As the rod plunged down through the atmosphere at meteor speeds, heating up by friction, the ablative nose tip wore away until finally it was gone. It had done its job as a mini-heat shield. Instead of a blunt nose or even a rounded one showing, the THOR missile had a sharp point and an arrow-like design. It sliced through the increasingly dense atmosphere, losing only a fraction of its terrific velocity.
Despite the intense heat, the internal guts of the tungsten rod began to work. At two miles above the Atlantic Ocean, the nose cap popped off. That exposed the sensors. They were high-grade and rugged, and this particular missile spotted the GDN Otto von Bismarck supercarrier, its priority-one target. Small flanges at the rear of the rod steered the projectile, adjusting as the supercarrier churned through the sea.
At twenty pounds, the tungsten rod was less than an inch in diameter and four feet long. A luminous trail appeared behind it, as straight as a line.

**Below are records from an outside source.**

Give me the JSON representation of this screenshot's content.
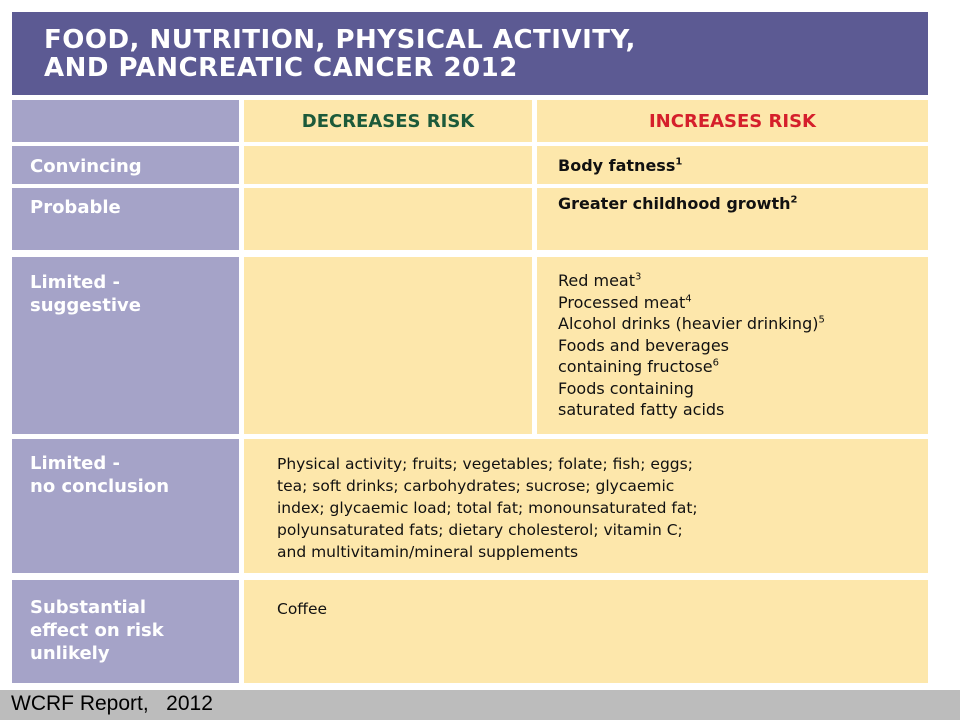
{
  "title": {
    "line1": "FOOD, NUTRITION, PHYSICAL ACTIVITY,",
    "line2": "AND PANCREATIC CANCER 2012"
  },
  "headers": {
    "decreases": "DECREASES RISK",
    "increases": "INCREASES RISK"
  },
  "rows": {
    "convincing": {
      "label": "Convincing",
      "increases": {
        "text": "Body fatness",
        "sup": "1"
      }
    },
    "probable": {
      "label": "Probable",
      "increases": {
        "text": "Greater childhood growth",
        "sup": "2"
      }
    },
    "limited_suggestive": {
      "label_line1": "Limited -",
      "label_line2": "suggestive",
      "increases": [
        {
          "text": "Red meat",
          "sup": "3"
        },
        {
          "text": "Processed meat",
          "sup": "4"
        },
        {
          "text": "Alcohol drinks (heavier drinking)",
          "sup": "5"
        },
        {
          "text": "Foods and beverages",
          "sup": ""
        },
        {
          "text": "containing fructose",
          "sup": "6"
        },
        {
          "text": "Foods containing",
          "sup": ""
        },
        {
          "text": "saturated fatty acids",
          "sup": ""
        }
      ]
    },
    "limited_no_conclusion": {
      "label_line1": "Limited -",
      "label_line2": "no conclusion",
      "text_lines": [
        "Physical activity; fruits; vegetables; folate; fish; eggs;",
        "tea; soft drinks; carbohydrates; sucrose; glycaemic",
        "index; glycaemic load; total fat; monounsaturated fat;",
        "polyunsaturated fats; dietary cholesterol; vitamin C;",
        "and multivitamin/mineral supplements"
      ]
    },
    "substantial": {
      "label_line1": "Substantial",
      "label_line2": "effect on risk",
      "label_line3": "unlikely",
      "text": "Coffee"
    }
  },
  "footer": "WCRF Report,   2012",
  "colors": {
    "title_bg": "#5c5a93",
    "label_bg": "#a5a3c8",
    "cell_bg": "#fde7ab",
    "decreases": "#1c5a3a",
    "increases": "#d51f2b"
  }
}
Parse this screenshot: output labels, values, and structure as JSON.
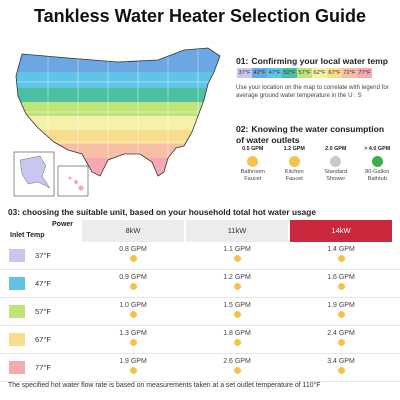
{
  "title": "Tankless Water Heater Selection Guide",
  "step1": {
    "num": "01:",
    "heading": "Confirming your local water temp",
    "description": "Use your location on the map to correlate with legend for average ground water temperature in the U . S"
  },
  "legend": [
    {
      "label": "37°F",
      "color": "#c9c6ef"
    },
    {
      "label": "42°F",
      "color": "#6aa7e3"
    },
    {
      "label": "47°F",
      "color": "#5fc4e8"
    },
    {
      "label": "52°F",
      "color": "#4cc0a0"
    },
    {
      "label": "57°F",
      "color": "#bfe57a"
    },
    {
      "label": "62°F",
      "color": "#f6f1a8"
    },
    {
      "label": "67°F",
      "color": "#f8dc8f"
    },
    {
      "label": "72°F",
      "color": "#f6bfa6"
    },
    {
      "label": "77°F",
      "color": "#f6a9b2"
    }
  ],
  "step2": {
    "num": "02:",
    "heading_line1": "Knowing the water consumption",
    "heading_line2": "of water outlets"
  },
  "outlets": [
    {
      "gpm": "0.5 GPM",
      "label_line1": "Bathroom",
      "label_line2": "Faucet",
      "icon": "faucet-icon",
      "color": "#f3c34d"
    },
    {
      "gpm": "1.2 GPM",
      "label_line1": "Kitchen",
      "label_line2": "Faucet",
      "icon": "kitchen-faucet-icon",
      "color": "#f3c34d"
    },
    {
      "gpm": "2.0 GPM",
      "label_line1": "Standard",
      "label_line2": "Shower",
      "icon": "shower-icon",
      "color": "#c9c9c9"
    },
    {
      "gpm": "> 4.0 GPM",
      "label_line1": "80-Gallon",
      "label_line2": "Bathtub",
      "icon": "bathtub-icon",
      "color": "#3fae4a"
    }
  ],
  "step3": {
    "text": "03:  choosing the suitable unit, based on your household total hot water usage"
  },
  "table": {
    "power_label": "Power",
    "inlet_label": "Inlet Temp",
    "columns": [
      "8kW",
      "11kW",
      "14kW"
    ],
    "highlight_column_color": "#c9283d",
    "rows": [
      {
        "temp": "37°F",
        "color": "#c9c6ef",
        "values": [
          "0.8 GPM",
          "1.1 GPM",
          "1.4 GPM"
        ]
      },
      {
        "temp": "47°F",
        "color": "#5fc4e8",
        "values": [
          "0.9 GPM",
          "1.2 GPM",
          "1.6 GPM"
        ]
      },
      {
        "temp": "57°F",
        "color": "#bfe57a",
        "values": [
          "1.0 GPM",
          "1.5 GPM",
          "1.9 GPM"
        ]
      },
      {
        "temp": "67°F",
        "color": "#f8dc8f",
        "values": [
          "1.3 GPM",
          "1.8 GPM",
          "2.4 GPM"
        ]
      },
      {
        "temp": "77°F",
        "color": "#f6a9b2",
        "values": [
          "1.9 GPM",
          "2.6 GPM",
          "3.4 GPM"
        ]
      }
    ]
  },
  "footnote": "The specified hot water flow rate is based on measurements taken at a set outlet temperature of 110°F"
}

Traveling at the incredible velocity, the THOR missile neared its target.
GDN BISMARCK
Warrant Officer Gunther Weise’s hands had begun shaking again. Fear boiled in his stomach, and the approaching disaster angered him as terribly unfair.
Gunther had no idea how this wretched turn of events had occurred. By the startled and grim looks on their faces, the admiral and general didn’t know how or why this terrible thing was happening, either.
In some diabolical fashion, the Americans attacked them from space. It was a science fiction assault. The enemy shouldn’t have been able to deploy or use such a weapons system. The German Dominion was superior in every way to the has-been Americans. Once, the US had stridden across the globe, the strongest power on Earth. But that day had long passed. This was a new era. German might had been reborn through the Dominion.